Complaints are coming from all directions. Business leaders are frustrated over inaction on reforms on labor laws, foreign investment in retail and other issues. Social activists are planning a hunger strike to protest what they consider a watered-down bill to fight corruption. Leftists rail against rising inequality. A bill to create consistent, fair compensation policies when land is acquired for development is considered crucial, yet its passage is uncertain.

The strength of the Singh-Gandhi partnership has been a mutual lack of ego and a division of duties. Mr. Singh, the scholarly economist, has overseen the government and steered foreign policy. Mrs. Gandhi, the shy, Italian-born widow of Rajiv Gandhi, the assassinated former prime minister, has managed the internal politics and election campaigns of the Congress Party.

This role has made Mrs. Gandhi a ubiquitous figure at many party and government events, but otherwise she is largely shielded from public scrutiny. In the past decade, Mrs. Gandhi has almost never granted media interviews. Friends and political allies are loath to talk about her, knowing the family’s intense obsession with privacy. This desire to avoid the spotlight is considered one reason that Mrs. Gandhi, who has twice delivered the Congress Party to national power, did not appoint herself prime minister.

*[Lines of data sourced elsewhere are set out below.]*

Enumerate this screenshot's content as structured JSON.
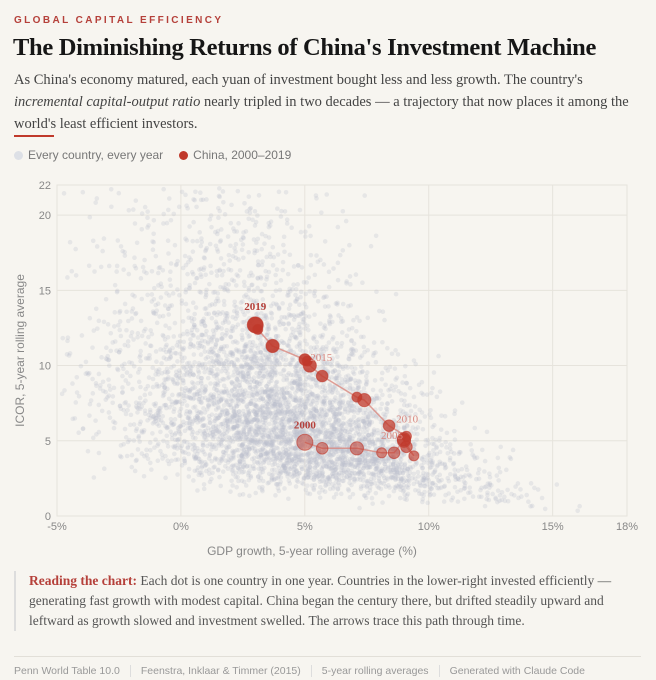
{
  "header": {
    "kicker": "GLOBAL CAPITAL EFFICIENCY",
    "title": "The Diminishing Returns of China's Investment Machine",
    "subtitle_pre": "As China's economy matured, each yuan of investment bought less and less growth. The country's ",
    "subtitle_em": "incremental capital-output ratio",
    "subtitle_post": " nearly tripled in two decades — a trajectory that now places it among the world's least efficient investors."
  },
  "legend": {
    "all": "Every country, every year",
    "china": "China, 2000–2019"
  },
  "colors": {
    "background_dots": "#b9c0cc",
    "china": "#c0392b",
    "accent": "#b5403a"
  },
  "chart_data": {
    "type": "scatter",
    "xlabel": "GDP growth, 5-year rolling average (%)",
    "ylabel": "ICOR, 5-year rolling average",
    "xlim": [
      -5,
      18
    ],
    "ylim": [
      0,
      22
    ],
    "xticks": [
      {
        "v": -5,
        "label": "-5%"
      },
      {
        "v": 0,
        "label": "0%"
      },
      {
        "v": 5,
        "label": "5%"
      },
      {
        "v": 10,
        "label": "10%"
      },
      {
        "v": 15,
        "label": "15%"
      },
      {
        "v": 18,
        "label": "18%"
      }
    ],
    "yticks": [
      {
        "v": 0,
        "label": "0"
      },
      {
        "v": 5,
        "label": "5"
      },
      {
        "v": 10,
        "label": "10"
      },
      {
        "v": 15,
        "label": "15"
      },
      {
        "v": 20,
        "label": "20"
      },
      {
        "v": 22,
        "label": "22"
      }
    ],
    "grid": true,
    "china": [
      {
        "year": 2000,
        "x": 5.0,
        "y": 4.9,
        "label": "2000"
      },
      {
        "year": 2001,
        "x": 5.7,
        "y": 4.5
      },
      {
        "year": 2002,
        "x": 7.1,
        "y": 4.5
      },
      {
        "year": 2003,
        "x": 8.1,
        "y": 4.2
      },
      {
        "year": 2004,
        "x": 8.6,
        "y": 4.2
      },
      {
        "year": 2005,
        "x": 9.0,
        "y": 5.0,
        "label": "2005"
      },
      {
        "year": 2006,
        "x": 9.4,
        "y": 4.0
      },
      {
        "year": 2007,
        "x": 9.1,
        "y": 4.6
      },
      {
        "year": 2008,
        "x": 9.0,
        "y": 5.1
      },
      {
        "year": 2009,
        "x": 9.1,
        "y": 5.3
      },
      {
        "year": 2010,
        "x": 8.4,
        "y": 6.0,
        "label": "2010"
      },
      {
        "year": 2011,
        "x": 7.4,
        "y": 7.7
      },
      {
        "year": 2012,
        "x": 7.1,
        "y": 7.9
      },
      {
        "year": 2013,
        "x": 5.7,
        "y": 9.3
      },
      {
        "year": 2014,
        "x": 5.2,
        "y": 10.0
      },
      {
        "year": 2015,
        "x": 5.1,
        "y": 10.3,
        "label": "2015"
      },
      {
        "year": 2016,
        "x": 5.0,
        "y": 10.4
      },
      {
        "year": 2017,
        "x": 3.7,
        "y": 11.3
      },
      {
        "year": 2018,
        "x": 3.1,
        "y": 12.4
      },
      {
        "year": 2019,
        "x": 3.0,
        "y": 12.7,
        "label": "2019"
      }
    ]
  },
  "note": {
    "lead": "Reading the chart:",
    "text": " Each dot is one country in one year. Countries in the lower-right invested efficiently — generating fast growth with modest capital. China began the century there, but drifted steadily upward and leftward as growth slowed and investment swelled. The arrows trace this path through time."
  },
  "footer": [
    "Penn World Table 10.0",
    "Feenstra, Inklaar & Timmer (2015)",
    "5-year rolling averages",
    "Generated with Claude Code"
  ]
}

Yet she has been a potent force on policy issues: She regularly meets with visiting heads of state and makes official overseas visits. She is an elected member of the lower house of Parliament. She also heads the National Advisory Council, a quasi-governmental body that writes social policy, a job that gives her a cabinet-level rank. And her influence is such that opposition leaders often belittle Mr. Singh as a junior partner.

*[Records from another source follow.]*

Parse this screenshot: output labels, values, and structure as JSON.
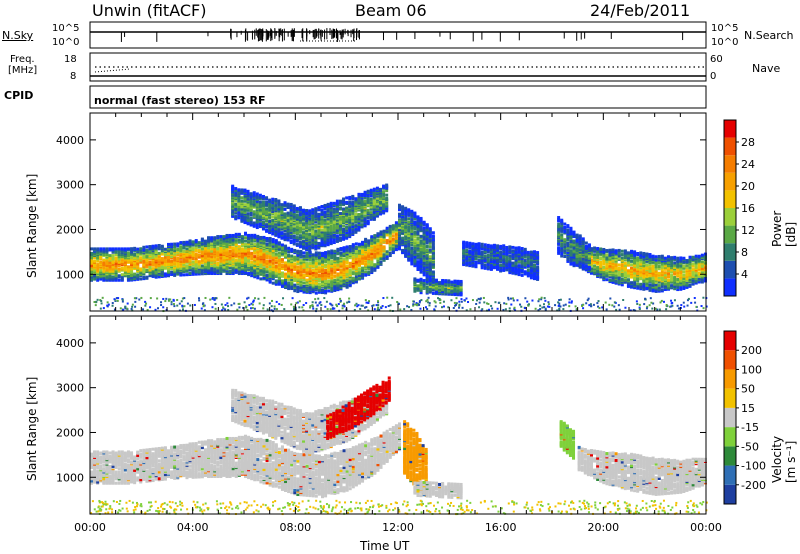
{
  "header": {
    "station": "Unwin (fitACF)",
    "beam": "Beam 06",
    "date": "24/Feb/2011"
  },
  "noise_panel": {
    "left_label": "N.Sky",
    "right_label": "N.Search",
    "left_ticks": [
      "10^5",
      "10^0"
    ],
    "right_ticks": [
      "10^5",
      "10^0"
    ]
  },
  "freq_panel": {
    "left_label_1": "Freq.",
    "left_label_2": "[MHz]",
    "right_label": "Nave",
    "left_ticks": [
      "18",
      "8"
    ],
    "right_ticks": [
      "60",
      "0"
    ]
  },
  "cpid": {
    "label": "CPID",
    "text": "normal (fast stereo) 153 RF"
  },
  "chart_data": [
    {
      "type": "heatmap",
      "name": "power",
      "ylabel": "Slant Range [km]",
      "y_ticks": [
        1000,
        2000,
        3000,
        4000
      ],
      "ylim": [
        180,
        4600
      ],
      "xlim": [
        0,
        24
      ],
      "colorbar_label": "Power [dB]",
      "colorbar_ticks": [
        "4",
        "8",
        "12",
        "16",
        "20",
        "24",
        "28"
      ],
      "colorbar_colors": [
        "#1030ff",
        "#1e4fb0",
        "#2f7e6e",
        "#5aa845",
        "#9bcf3a",
        "#f2c200",
        "#f7a000",
        "#f57d00",
        "#ef5000",
        "#e50000"
      ],
      "bands": [
        {
          "t": [
            0,
            1.5,
            3,
            4.5,
            6,
            7,
            8,
            9,
            10,
            11,
            12
          ],
          "center": [
            1250,
            1250,
            1350,
            1450,
            1500,
            1350,
            1100,
            1050,
            1200,
            1500,
            1950
          ],
          "width": [
            350,
            350,
            350,
            400,
            450,
            500,
            450,
            450,
            450,
            400,
            300
          ],
          "level": 0.75
        },
        {
          "t": [
            5.5,
            7,
            8.5,
            10,
            11.5
          ],
          "center": [
            2650,
            2350,
            2000,
            2300,
            2750
          ],
          "width": [
            350,
            400,
            450,
            450,
            300
          ],
          "level": 0.4
        },
        {
          "t": [
            12,
            12.5,
            13,
            13.4
          ],
          "center": [
            2100,
            1850,
            1600,
            1300
          ],
          "width": [
            500,
            600,
            600,
            600
          ],
          "level": 0.35
        },
        {
          "t": [
            12.6,
            13.5,
            14.5
          ],
          "center": [
            780,
            750,
            720
          ],
          "width": [
            150,
            150,
            150
          ],
          "level": 0.4
        },
        {
          "t": [
            14.5,
            16.5,
            17.5
          ],
          "center": [
            1500,
            1350,
            1200
          ],
          "width": [
            250,
            300,
            300
          ],
          "level": 0.2
        },
        {
          "t": [
            19,
            20,
            21,
            22,
            23,
            24
          ],
          "center": [
            1450,
            1250,
            1150,
            1050,
            1050,
            1200
          ],
          "width": [
            250,
            350,
            400,
            400,
            350,
            300
          ],
          "level": 0.65
        },
        {
          "t": [
            18.2,
            18.8,
            19.5
          ],
          "center": [
            1900,
            1600,
            1400
          ],
          "width": [
            400,
            400,
            300
          ],
          "level": 0.3
        }
      ]
    },
    {
      "type": "heatmap",
      "name": "velocity",
      "ylabel": "Slant Range [km]",
      "xlabel": "Time UT",
      "x_ticks": [
        "00:00",
        "04:00",
        "08:00",
        "12:00",
        "16:00",
        "20:00",
        "00:00"
      ],
      "y_ticks": [
        1000,
        2000,
        3000,
        4000
      ],
      "ylim": [
        180,
        4600
      ],
      "xlim": [
        0,
        24
      ],
      "colorbar_label": "Velocity [m s⁻¹]",
      "colorbar_ticks": [
        "200",
        "100",
        "50",
        "15",
        "-15",
        "-50",
        "-100",
        "-200"
      ],
      "colorbar_colors": [
        "#1e3fa0",
        "#2f6fb5",
        "#2e8a3a",
        "#7fd13b",
        "#c8c8c8",
        "#f2c200",
        "#f79a00",
        "#f05000",
        "#e50000"
      ],
      "bands": [
        {
          "t": [
            0,
            1.5,
            3,
            4.5,
            6,
            7,
            8,
            9,
            10,
            11,
            12
          ],
          "center": [
            1250,
            1250,
            1350,
            1450,
            1500,
            1350,
            1100,
            1050,
            1200,
            1500,
            1950
          ],
          "width": [
            350,
            350,
            350,
            400,
            450,
            500,
            450,
            450,
            450,
            400,
            300
          ],
          "color": "#c8c8c8"
        },
        {
          "t": [
            5.5,
            7,
            8.5,
            10,
            11.5
          ],
          "center": [
            2650,
            2350,
            2000,
            2300,
            2750
          ],
          "width": [
            350,
            400,
            450,
            450,
            300
          ],
          "color": "#c8c8c8"
        },
        {
          "t": [
            9.2,
            10.2,
            11,
            11.7
          ],
          "center": [
            2150,
            2450,
            2750,
            3050
          ],
          "width": [
            250,
            300,
            300,
            250
          ],
          "color": "#e50000"
        },
        {
          "t": [
            12.2,
            12.7,
            13.1
          ],
          "center": [
            1700,
            1400,
            1100
          ],
          "width": [
            600,
            600,
            500
          ],
          "color": "#f79a00"
        },
        {
          "t": [
            12.6,
            13.5,
            14.5
          ],
          "center": [
            780,
            750,
            720
          ],
          "width": [
            150,
            150,
            150
          ],
          "color": "#c8c8c8"
        },
        {
          "t": [
            19,
            20,
            21,
            22,
            23,
            24
          ],
          "center": [
            1450,
            1250,
            1150,
            1050,
            1050,
            1200
          ],
          "width": [
            250,
            350,
            400,
            400,
            350,
            300
          ],
          "color": "#c8c8c8"
        },
        {
          "t": [
            18.3,
            18.8
          ],
          "center": [
            2000,
            1750
          ],
          "width": [
            300,
            300
          ],
          "color": "#7fd13b"
        }
      ]
    }
  ]
}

Her status is why a handful of news media outlets have protested the secrecy about her health. “In a democracy, the people have a right to know detailed information about the health of their leaders,” The Business Standard newspaper wrote in an editorial, asking whether public money was being used for her medical care and noting that the issue raised serious questions about the future of the Congress Party. “The entire nation would pray for her speedy recovery, but cannot be expected to shy away from raising these awkward questions.”

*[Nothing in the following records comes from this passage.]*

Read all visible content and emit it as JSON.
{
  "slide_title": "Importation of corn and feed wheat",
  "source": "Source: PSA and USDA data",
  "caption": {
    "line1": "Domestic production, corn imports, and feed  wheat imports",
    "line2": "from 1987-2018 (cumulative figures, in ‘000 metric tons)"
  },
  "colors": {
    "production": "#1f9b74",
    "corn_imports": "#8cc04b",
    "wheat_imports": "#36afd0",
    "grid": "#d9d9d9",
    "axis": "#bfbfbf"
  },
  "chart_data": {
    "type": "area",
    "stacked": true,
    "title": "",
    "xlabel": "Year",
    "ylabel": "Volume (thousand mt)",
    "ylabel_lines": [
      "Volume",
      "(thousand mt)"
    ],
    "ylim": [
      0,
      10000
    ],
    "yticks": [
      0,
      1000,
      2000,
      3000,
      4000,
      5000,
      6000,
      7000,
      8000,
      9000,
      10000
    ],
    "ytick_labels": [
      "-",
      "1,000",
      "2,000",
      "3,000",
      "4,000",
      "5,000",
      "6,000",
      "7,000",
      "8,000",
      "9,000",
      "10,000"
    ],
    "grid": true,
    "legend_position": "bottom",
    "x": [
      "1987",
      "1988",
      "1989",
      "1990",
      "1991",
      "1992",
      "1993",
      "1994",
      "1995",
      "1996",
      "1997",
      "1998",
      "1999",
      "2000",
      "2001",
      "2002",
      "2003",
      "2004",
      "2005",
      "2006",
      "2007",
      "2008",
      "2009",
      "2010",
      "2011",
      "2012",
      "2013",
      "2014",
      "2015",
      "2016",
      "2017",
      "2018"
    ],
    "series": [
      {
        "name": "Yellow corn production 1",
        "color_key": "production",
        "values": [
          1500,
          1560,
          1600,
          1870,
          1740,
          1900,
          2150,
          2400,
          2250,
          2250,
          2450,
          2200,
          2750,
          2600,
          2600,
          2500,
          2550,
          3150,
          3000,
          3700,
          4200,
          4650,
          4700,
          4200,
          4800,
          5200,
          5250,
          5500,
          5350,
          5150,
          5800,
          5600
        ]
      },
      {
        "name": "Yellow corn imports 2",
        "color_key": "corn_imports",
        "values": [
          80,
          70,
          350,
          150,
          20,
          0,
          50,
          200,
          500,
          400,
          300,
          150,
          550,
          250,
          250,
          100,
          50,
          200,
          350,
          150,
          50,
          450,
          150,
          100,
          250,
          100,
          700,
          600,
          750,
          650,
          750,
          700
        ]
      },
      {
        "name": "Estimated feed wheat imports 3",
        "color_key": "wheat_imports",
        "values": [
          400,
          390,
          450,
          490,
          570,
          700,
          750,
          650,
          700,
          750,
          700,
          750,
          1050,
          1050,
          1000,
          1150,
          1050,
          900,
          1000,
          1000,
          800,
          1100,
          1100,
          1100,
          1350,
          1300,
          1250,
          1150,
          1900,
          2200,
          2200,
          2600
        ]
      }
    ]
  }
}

Yet, for the most part, the questions have remained tamped down. Some Indian journalists say they consider the issue off limits. Mr. Kulkarni, the opposition commentator, said Indians, in general, did not believe it is appropriate to pry into private matters like health or marital issues that are considered fair game in many Western nations.

“That just goes to show we are a different kind of society and we’re a different culture,” he said. “In a time like this, it is not proper to demand information and transparency.”

At the Congress Party headquarters in New Delhi, Mrs. Gandhi’s office was chained and padlocked last week, a standard security procedure when she is away.

Tom Vadakkan, secretary of the party’s media department, said the public supported her desire for privacy. “Medical conditions are sacrosanct in India,” he said. “Normally, we don’t discuss medical history.” He added: “If Mrs. Gandhi feels this is a private matter, we respect her privacy. I’m told she’s doing well. Maybe in three weeks she will be back with us.”

Monday is Independence Day, the anniversary of India’s establishment as an independent democracy in 1947. Usually, Mrs. Gandhi raises a national flag on the grounds of the Congress Party headquarters; her absence this year will underscore questions about the future leadership. Her son, Rahul Gandhi, who heads the youth wing of the Congress Party, is her presumed heir and regarded as a likely future prime minister.

In her absence, Mrs. Gandhi has appointed a committee of four people to run the party, including her son. He has been at her side during her convalescence, but The Indian Express newspaper reported Sunday that he was returning to New Delhi for the holiday.

The Indian media is already asking whether he will be the one who raises the flag on Monday.